Who can we blame for Scotland’s poor performance in education, and in particular, the ever-widening gulf between the best and the worst schools? The minister responsible, Angela Constance, has only been in her job for six months, so obviously it has nothing to do with her.
She pointed the finger at teachers, accusing them of using poverty as an excuse for failure. She also blamed the system her party helped invent, saying it should give parents more information.
However, ultimately it wasn’t really Scotland’s fault at all but the Tories in Westminster, because, said Constance (conveniently forgetting that schools policy is completely devolved), we are “swimming against an unforgiving tide of funding cuts”.
The teachers hit back through their union, the Educational Institute of Scotland (EIS), criticising too much red tape (created by politicians), the “nightmare” of introducing new exams to replace Standard Grades and naturally, Tory austerity.
Scotland’s levels of numeracy and literacy are, according to official figures, in a spiral of decline. Furthermore, the number of students passing exams in modern languages such as French and German has dropped by a staggering 40%.
Something is wrong
At least now, though, there seems to be a general acceptance that something is wrong. This follows years of complacent education ministers and their underlings maintaining the faade that all was well, despite the swathes of children leaving school without qualifications.
Nicola Sturgeon has also grasped the extent of the problem and especially the gap in attainment between deprived and more affluent areas, which is hugely embarrassing for a government committed to equality.
She has made education a priority for her party, belatedly after eight years in power and conceded that more testing is needed before pupils reach 14. This is an about turn for Scotland, which has tried to differentiate itself from the rest of the UK by doing away with regular assessments and comparisons which show how a school is doing.
In fact, Scotland’s great hope the Curriculum for Excellence (CfE) was designed to reject what the unions called the “shallow testing, target-setting, league-table approach” of the Tories.
Our ministers do not produce school league tables and Scotland has withdrawn from two international reports comparing its performance with other countries, the Trends in International Mathematics and Science Study and the Progress in International Reading Literacy Study.
In England, where data is more freely available and where 11-year-olds sit exams, parents have a much clearer idea of any shortcomings before secondary school, when bad habits have set in.
Here, we have preferred to talk about “value added” rather than actual results but now we discover this has not equipped our children with the competitive advantage they need to succeed.
Sturgeon has promised she will not be hamstrung by ideology and has noted the achievements of the London Challenge, which has improved standards in the capital’s schools since being launched by the Labour government in 2003.

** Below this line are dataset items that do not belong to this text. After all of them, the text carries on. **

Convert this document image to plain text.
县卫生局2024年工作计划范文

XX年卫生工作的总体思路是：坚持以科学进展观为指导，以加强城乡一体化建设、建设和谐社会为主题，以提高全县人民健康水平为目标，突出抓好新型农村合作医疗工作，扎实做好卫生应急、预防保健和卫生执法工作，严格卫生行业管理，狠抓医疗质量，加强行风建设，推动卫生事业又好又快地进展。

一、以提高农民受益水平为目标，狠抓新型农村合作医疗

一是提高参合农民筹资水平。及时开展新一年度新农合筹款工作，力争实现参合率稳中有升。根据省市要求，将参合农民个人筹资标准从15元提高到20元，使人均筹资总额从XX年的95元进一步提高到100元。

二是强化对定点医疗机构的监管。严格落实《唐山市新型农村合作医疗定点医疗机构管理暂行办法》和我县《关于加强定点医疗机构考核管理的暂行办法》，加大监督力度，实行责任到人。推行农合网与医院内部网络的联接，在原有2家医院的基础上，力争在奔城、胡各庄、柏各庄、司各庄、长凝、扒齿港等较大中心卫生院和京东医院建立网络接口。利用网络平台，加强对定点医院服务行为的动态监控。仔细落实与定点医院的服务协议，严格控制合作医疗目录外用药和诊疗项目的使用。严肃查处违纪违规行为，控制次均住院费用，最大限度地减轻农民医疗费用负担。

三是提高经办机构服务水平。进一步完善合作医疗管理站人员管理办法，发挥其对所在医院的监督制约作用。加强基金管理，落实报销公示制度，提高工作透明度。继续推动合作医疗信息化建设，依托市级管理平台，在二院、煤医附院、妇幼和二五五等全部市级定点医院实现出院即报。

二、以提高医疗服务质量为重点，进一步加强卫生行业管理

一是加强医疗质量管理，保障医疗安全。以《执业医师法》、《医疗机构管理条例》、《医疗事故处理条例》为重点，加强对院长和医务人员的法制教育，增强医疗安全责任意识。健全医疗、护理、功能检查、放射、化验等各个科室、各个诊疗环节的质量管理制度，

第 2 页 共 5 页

However, her idea of reform does not go far enough and will, leading education experts warn, backfire on high achievers.
The Royal Society of Edinburgh, which last week attacked the “profound weaknesses” of the CfE, said Sturgeon’s new education bill would have little or no useful practical effect.
And Keir Bloomer, a former director of education, said the SNP’s proposed legislation, which imposes a duty on councils to close the attainment gap between good and bad schools, would have the unintended consequence of lowering standards for all.
He urged Sturgeon to contemplate radical policy changes, to give more power to schools and to let them depart from council and government control.
If this sounds familiar it is because it is what happens already, not just in London but all over England. The hated Tories, who actually spend more per head on education than Scotland does, picked up where Tony Blair left off in 2010.
Under the-then education minister Michael Gove, they spearheaded a revolution in the schools system that, while still in its early days, has transformed the fortunes of thousands of youngsters.
In many parts of England, it is no longer a life sentence to be born in a downtrodden neighbourhood, because a city academy or a free school offers the escape route of education.
These schools are not without their flaws but they have achieved much in a short timescale. According to the Sutton Trust, which promotes social mobility, in the five leading academy chains, the proportion of poor pupils achieving five good GCSEs is at least 15% higher than the average for similar pupils in non-academy schools.
And a report in the Economist last year found the new schools have injected something exciting into the education landscape, “the belief that regardless of wealth or background, schools can transform lives”.
If they can do that in England, why can’t we?